12.3. LSB Resource Agents (Init Scripts)

12.3.1. LSB Compliance

The relevant part of the LSB specifications includes a description of all the return codes listed here.

Assuming some_service is configured correctly and currently inactive, the following sequence will help you determine if it is LSB-compatible:

  1. Start (stopped):

    # /etc/init.d/some_service start ; echo "result: $?"
    
    • Did the service start?
    • Did the echo command print result: 0 (in addition to the init script’s usual output)?
  2. Status (running):

    # /etc/init.d/some_service status ; echo "result: $?"
    
    • Did the script accept the command?
    • Did the script indicate the service was running?
    • Did the echo command print result: 0 (in addition to the init script’s usual output)?
  3. Start (running):

    # /etc/init.d/some_service start ; echo "result: $?"
    
    • Is the service still running?
    • Did the echo command print result: 0 (in addition to the init
      script’s usual output)?
  4. Stop (running):

    # /etc/init.d/some_service stop ; echo "result: $?"
    
    • Was the service stopped?
    • Did the echo command print result: 0 (in addition to the init script’s usual output)?
  5. Status (stopped):

    # /etc/init.d/some_service status ; echo "result: $?"
    
    • Did the script accept the command?
    • Did the script indicate the service was not running?
    • Did the echo command print result: 3 (in addition to the init script’s usual output)?
  6. Stop (stopped):

    # /etc/init.d/some_service stop ; echo "result: $?"
    
    • Is the service still stopped?
    • Did the echo command print result: 0 (in addition to the init script’s usual output)?
  7. Status (failed):

    This step is not readily testable and relies on manual inspection of the script.

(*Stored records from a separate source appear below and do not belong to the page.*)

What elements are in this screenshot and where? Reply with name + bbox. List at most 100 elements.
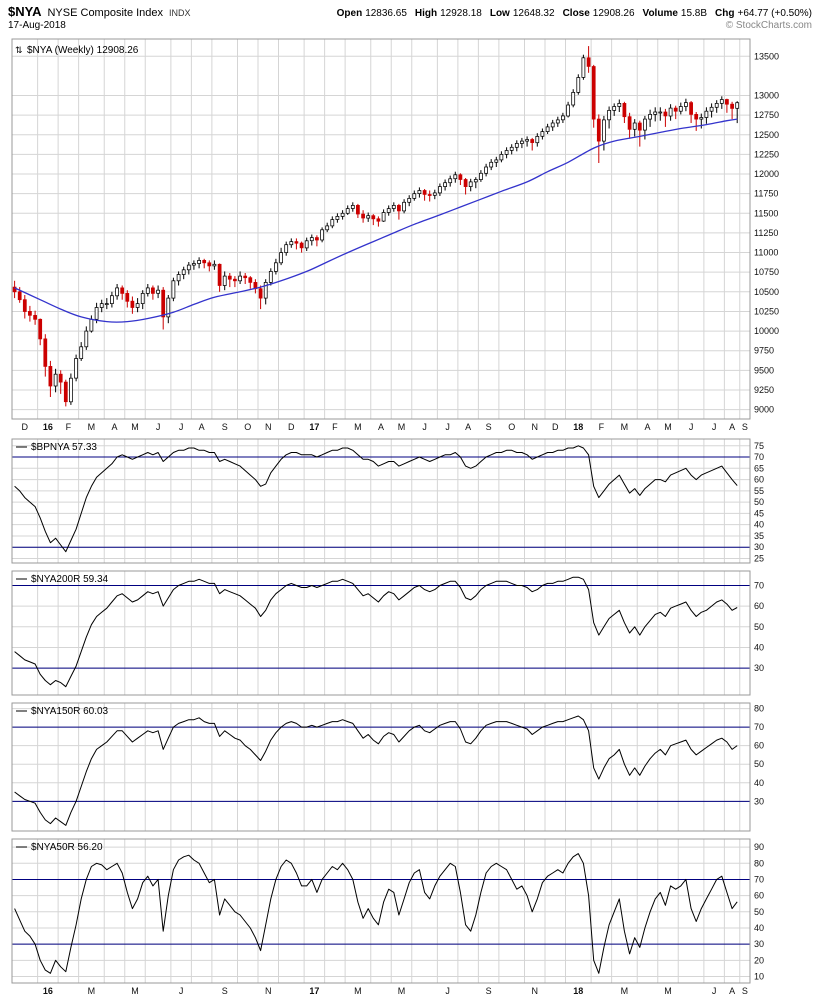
svg-text:F: F bbox=[66, 422, 72, 432]
header-date-row: 17-Aug-2018 © StockCharts.com bbox=[8, 20, 812, 31]
svg-text:J: J bbox=[156, 422, 161, 432]
svg-text:M: M bbox=[398, 986, 406, 996]
svg-text:D: D bbox=[288, 422, 295, 432]
svg-text:F: F bbox=[599, 422, 605, 432]
svg-text:M: M bbox=[131, 986, 139, 996]
svg-text:M: M bbox=[354, 422, 362, 432]
svg-text:12750: 12750 bbox=[754, 110, 779, 120]
svg-text:M: M bbox=[131, 422, 139, 432]
svg-text:A: A bbox=[644, 422, 650, 432]
svg-text:65: 65 bbox=[754, 463, 764, 473]
svg-text:M: M bbox=[621, 986, 629, 996]
svg-text:S: S bbox=[742, 986, 748, 996]
svg-text:16: 16 bbox=[43, 422, 53, 432]
svg-text:D: D bbox=[22, 422, 29, 432]
svg-text:A: A bbox=[729, 986, 735, 996]
quote-value: +64.77 (+0.50%) bbox=[737, 8, 813, 19]
svg-text:70: 70 bbox=[754, 452, 764, 462]
quote-label: Open bbox=[336, 8, 363, 19]
legend-label: $NYA (Weekly) 12908.26 bbox=[27, 45, 139, 56]
legend-label: $NYA200R 59.34 bbox=[31, 574, 109, 585]
svg-text:M: M bbox=[354, 986, 362, 996]
svg-text:18: 18 bbox=[573, 986, 583, 996]
svg-text:17: 17 bbox=[309, 422, 319, 432]
svg-text:35: 35 bbox=[754, 531, 764, 541]
svg-text:80: 80 bbox=[754, 704, 764, 714]
legend-label: $NYA50R 56.20 bbox=[31, 842, 103, 853]
svg-text:12000: 12000 bbox=[754, 169, 779, 179]
svg-text:J: J bbox=[445, 422, 450, 432]
svg-text:50: 50 bbox=[754, 622, 764, 632]
index-name: NYSE Composite Index bbox=[47, 7, 164, 19]
svg-text:70: 70 bbox=[754, 874, 764, 884]
svg-text:M: M bbox=[88, 986, 96, 996]
svg-text:30: 30 bbox=[754, 939, 764, 949]
symbol: $NYA bbox=[8, 4, 42, 19]
svg-text:12500: 12500 bbox=[754, 130, 779, 140]
svg-text:40: 40 bbox=[754, 520, 764, 530]
quote-value: 12648.32 bbox=[512, 8, 555, 19]
svg-text:70: 70 bbox=[754, 580, 764, 590]
svg-text:60: 60 bbox=[754, 475, 764, 485]
indicator-line bbox=[14, 445, 738, 553]
svg-text:30: 30 bbox=[754, 796, 764, 806]
svg-text:M: M bbox=[621, 422, 629, 432]
exchange-label: INDX bbox=[169, 8, 191, 18]
svg-text:S: S bbox=[222, 986, 228, 996]
svg-text:J: J bbox=[445, 986, 450, 996]
svg-text:20: 20 bbox=[754, 955, 764, 965]
svg-text:A: A bbox=[378, 422, 384, 432]
svg-text:J: J bbox=[179, 986, 184, 996]
indicator-line bbox=[14, 576, 738, 688]
quote-label: Close bbox=[562, 8, 590, 19]
svg-text:D: D bbox=[552, 422, 559, 432]
svg-text:9500: 9500 bbox=[754, 365, 774, 375]
svg-text:40: 40 bbox=[754, 778, 764, 788]
svg-text:75: 75 bbox=[754, 441, 764, 451]
svg-text:S: S bbox=[742, 422, 748, 432]
svg-text:J: J bbox=[422, 422, 427, 432]
svg-text:18: 18 bbox=[573, 422, 583, 432]
svg-text:M: M bbox=[88, 422, 96, 432]
svg-text:17: 17 bbox=[309, 986, 319, 996]
svg-text:50: 50 bbox=[754, 907, 764, 917]
svg-text:J: J bbox=[712, 986, 717, 996]
svg-text:N: N bbox=[265, 986, 272, 996]
svg-text:10: 10 bbox=[754, 972, 764, 982]
svg-text:O: O bbox=[244, 422, 251, 432]
svg-text:60: 60 bbox=[754, 741, 764, 751]
indicator-line bbox=[14, 853, 738, 974]
svg-text:S: S bbox=[486, 422, 492, 432]
svg-text:10000: 10000 bbox=[754, 326, 779, 336]
svg-text:11500: 11500 bbox=[754, 208, 778, 218]
svg-text:30: 30 bbox=[754, 542, 764, 552]
svg-text:J: J bbox=[689, 422, 694, 432]
svg-text:80: 80 bbox=[754, 858, 764, 868]
header-title-row: $NYA NYSE Composite Index INDX Open 12836… bbox=[8, 4, 812, 19]
svg-text:N: N bbox=[532, 986, 539, 996]
svg-text:90: 90 bbox=[754, 842, 764, 852]
svg-text:11750: 11750 bbox=[754, 189, 778, 199]
quote-value: 12908.26 bbox=[592, 8, 635, 19]
svg-text:A: A bbox=[199, 422, 205, 432]
svg-text:9750: 9750 bbox=[754, 346, 774, 356]
svg-text:10750: 10750 bbox=[754, 267, 779, 277]
chart-date: 17-Aug-2018 bbox=[8, 20, 66, 31]
svg-text:40: 40 bbox=[754, 923, 764, 933]
legend-label: $NYA150R 60.03 bbox=[31, 706, 109, 717]
svg-text:55: 55 bbox=[754, 486, 764, 496]
svg-text:13000: 13000 bbox=[754, 91, 779, 101]
svg-text:40: 40 bbox=[754, 642, 764, 652]
quote-summary: Open 12836.65 High 12928.18 Low 12648.32 Close… bbox=[329, 8, 812, 19]
svg-text:50: 50 bbox=[754, 497, 764, 507]
svg-text:F: F bbox=[332, 422, 338, 432]
quote-label: High bbox=[414, 8, 438, 19]
moving-average-line bbox=[14, 118, 738, 323]
svg-text:10500: 10500 bbox=[754, 287, 779, 297]
svg-text:11000: 11000 bbox=[754, 248, 778, 258]
svg-text:45: 45 bbox=[754, 508, 764, 518]
svg-text:60: 60 bbox=[754, 601, 764, 611]
svg-text:A: A bbox=[729, 422, 735, 432]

    The script can use one of the error codes (other than 3) listed in the LSB spec to indicate that it is active but failed. This tells the cluster that before moving the resource to another node, it needs to stop it on the existing one first.

If the answer to any of the above questions is no, then the script is not LSB-compliant. Your options are then to either fix the script or write an OCF agent based on the existing script.